Ces femmes-là : c'est féministe et c'est très polar

Mais quel coup de pied au cul ! Si on avait beaucoup aimé Route 62, il y a cinq ans, Ces femmes-là met la barre encore un peu plus haut. C'est un coup de pied au cul parce que, mea culpa, on avait zappé le fait que Globe publiait des polars. C'est un coup de pied cul aussi parce qu'il ressortait essentiellement des critiques que c'était un roman féministe. Oui, d'accord. Mais c'est aussi un grand polar, un vrai. Pas classique du tout, mais vraiment poisseux, doté d'un crescendo à vous faire tomber les dents de devant.

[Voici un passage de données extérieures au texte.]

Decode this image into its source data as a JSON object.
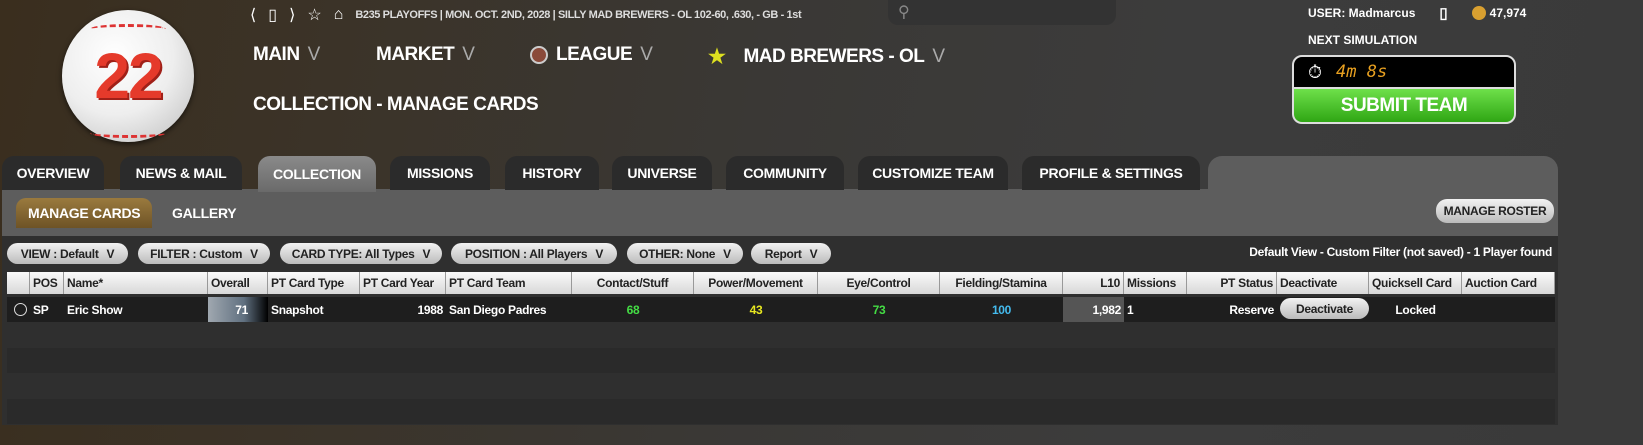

Soit six personnages féminins dans le Los Angeles de 2014, du côté de Jefferson Park et Western avenue. Pas vraiment un coin à touristes. Il y a Dorian, propriétaire d'un snack et dont la fille a été assassinée il y a quinze ans. Jamais guérie de cette perte, elle file toujours quelques petits repas aux filles de la rue et s'inquiète depuis plusieurs mois de ramasser dans son jardin, des dizaines de colibris morts. Il y a Julianna, danseuse du Fast Rabbit, bar de nuit, à peine moins que glauque. Julianna voudrait bien sortir de cette vie minable, surtout qu'une ancienne copine vient de se faire égorger à deux pas. Alors, quand elle ne se fait pas des rails, elle s'imagine artistes et capture des instantanés de sa drôle d'existence. Il y a Essie, petite fliquette des Moeurs, traumatisée par un accident mortel qu'elle a eu avec son mari. Essie, qui ne se déplace depuis, qu'en vélo, enquête sur ces meurtres de femmes et cherche un lien avec ceux de 1999. Il y a Marella, jeune fille plasticienne, fascinée par les corps des femmes et qui vient de trouver le portable de Julianna, toutes ses photos et décide d'en faire un violent happening. Il y a Anneke, mère rigide de Julianna, qui a choisi d'élever sa fille loin des turpitudes de Los Angeles. Enfin, comme un fil rouge, Feelia, ex-prostituée agressée, laissée pour morte par ce même tueur il y a quinze ans.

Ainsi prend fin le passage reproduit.